Mit Handkes Stück hat sich Nicolas Charaux keine geringe Aufgabe gestellt. Maria Wiebersinky, die für den Raum verantwortlich zeichnet, hat diesen schon einmal für die Aufführung im Innehof des Theatermuseums geschaffen und ihn für das Hamakom neu interpretiert. Dort ist nun inmitten des langgestreckten Raumes eine runde Bühne zu sehen, kaum 10 cm über dem Boden errichtet. Aber anstelle des Bäumchens, das ursprünglich im Freien aus der Mitte des Bühnenbodens spross, sind lediglich einige rote Äpfelchen geblieben. Ein Derivat jenes Gartens, den Handke zum Ausgangspunkt seines Stückes determinierte. An den Längsseiten sitzt das Publikum und hat entweder das Geschehen am linken oder am rechten Bühnenrand im Auge, aber niemals beide gleichzeitig.
Im Programmzettel sind den Schauspielerinnen ihre Rollen nicht namentlich zugeordnet und auch auf der Bühne fällt kein einziges Mal eine Anrede. Dennoch sind die Charaktere klar erkennbar. Der Herrscher, der Beherrschte, die Träumerin, die Abhängige und der Macho, der von seinem Thron gestoßen wird. Handkes Versuch, im Theater über das Theater nachzudenken, funktioniert in dieser Inszenierung genauso, wie die Dekonstruktion der Sprache die der Autor ganz zeitgeistig an den Tag legte. Handke erzählt keine durchgehende Geschichte, sondern reiht einzelne Szenen nahtlos aneinander bei denen sich die Schauspielerinnen nur teilweise als gesamtes Ensemble bedingen. Immer dann, wenn man sich im wohligen Theaterzustand wähnt, reißt der Faden des Geschehens und es beginnen gänzlich neue Verhandlungen, die zum größten Teil die Wahrnehmung von Sprache zum Inhalt haben. Handke, für den das Gedicht „Der Reiter und der Bodensee“ als Inspirationsquelle diente, in welchem ein Reiter erst stirbt, nachdem ihm bewusst geworden war, dass er sich bei einem Ritt in großer Gefahr befunden hat, lässt bis auf seine verlorene Träumerin keine einzige Person kongruent in ihrem Tun bestehen. Ihr unbewusster Zugang zu ihrer Sprache, ihre rein intuitive Steuerung ist es, die eine Hinterfragung des Gesagten offenkundig nicht notwendig macht. Sie ist in ihrem Sein und in ihrer Sprache ganz authentisch. Bei all den anderen funktionierten anfängliche Machtspiele ab einem gewissen Punkt beinahe unerklärlicherweise plötzlich nicht mehr. Silas Breiding als androgyner Herrscher und Samouil Stoyanov als bereitwilliger Diener wechseln am Ende ihre Machtpositionen sowie Marie-Luise Stockinger ihre Angstbesessenheit vor ihren Männern in respektloses Lachen verkehrt. Was an Sprachmaterial zur bewussten Manipulation verkommt, läuft Gefahr, irgendwann einmal durchschaut zu werden. Das ist ganz so wie im richtigen Leben. Nur dass es auf der Bühne eben viel rascher funktioniert.

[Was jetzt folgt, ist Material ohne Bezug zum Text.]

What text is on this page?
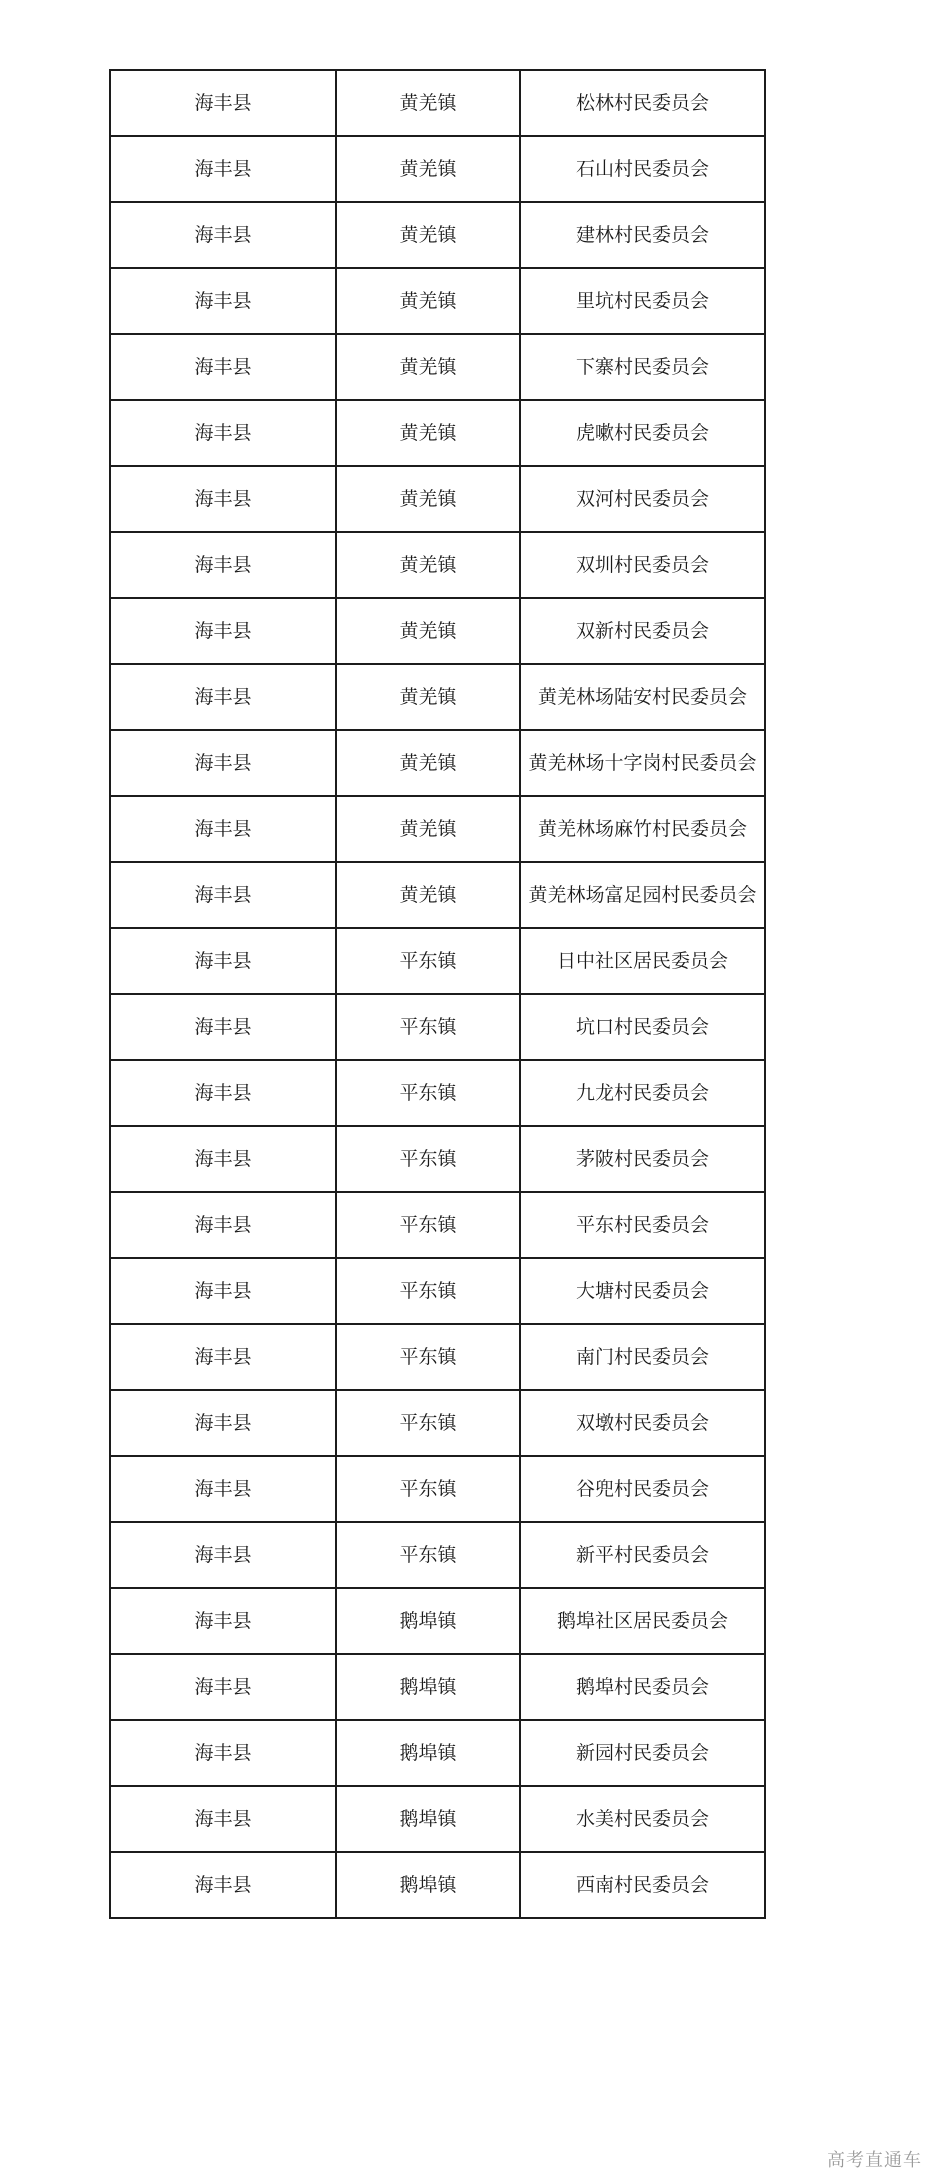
海丰县	黄羌镇	松林村民委员会
海丰县	黄羌镇	石山村民委员会
海丰县	黄羌镇	建林村民委员会
海丰县	黄羌镇	里坑村民委员会
海丰县	黄羌镇	下寨村民委员会
海丰县	黄羌镇	虎嗽村民委员会
海丰县	黄羌镇	双河村民委员会
海丰县	黄羌镇	双圳村民委员会
海丰县	黄羌镇	双新村民委员会
海丰县	黄羌镇	黄羌林场陆安村民委员会
海丰县	黄羌镇	黄羌林场十字岗村民委员会
海丰县	黄羌镇	黄羌林场麻竹村民委员会
海丰县	黄羌镇	黄羌林场富足园村民委员会
海丰县	平东镇	日中社区居民委员会
海丰县	平东镇	坑口村民委员会
海丰县	平东镇	九龙村民委员会
海丰县	平东镇	茅陂村民委员会
海丰县	平东镇	平东村民委员会
海丰县	平东镇	大塘村民委员会
海丰县	平东镇	南门村民委员会
海丰县	平东镇	双墩村民委员会
海丰县	平东镇	谷兜村民委员会
海丰县	平东镇	新平村民委员会
海丰县	鹅埠镇	鹅埠社区居民委员会
海丰县	鹅埠镇	鹅埠村民委员会
海丰县	鹅埠镇	新园村民委员会
海丰县	鹅埠镇	水美村民委员会
海丰县	鹅埠镇	西南村民委员会
高考直通车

Die Kostüme, die Anleihen von der Renaissance bis in die Jetztzeit aufweisen, machen deutlich, dass dieses Stück ein zeitloses ist, aber gerade die Abendkleider der jungen Damen verschränken sich aufs Beste mit dem Jugendstilambiente des Hamakom-Saales. Interessanterweise trägt Handkes Stück einen unverkennbaren 70er Jahre-Stempel, der auch daran erkennbar ist, dass er ganz im Sinne der Postmoderne eine große Erzählung vermeidet. Für Rezipienten die sich noch an die Entstehungsgeschichte erinnern, kommen beinahe sentimentale Gefühle auf.
Wir sind frei! Das ist ein Satz, der so viel Freudenpotential in sich birgt, dass eigentlich nichts mehr so sein kann, wie es zuvor war. Nach dieser guten Stunde Sprachdestruktion ist aber nicht einmal dies mehr sicher.
Ein kluges Regiedebüt mit ausgezeichneter Besetzung, die vor Kommendem wahrlich keine Angst haben muss.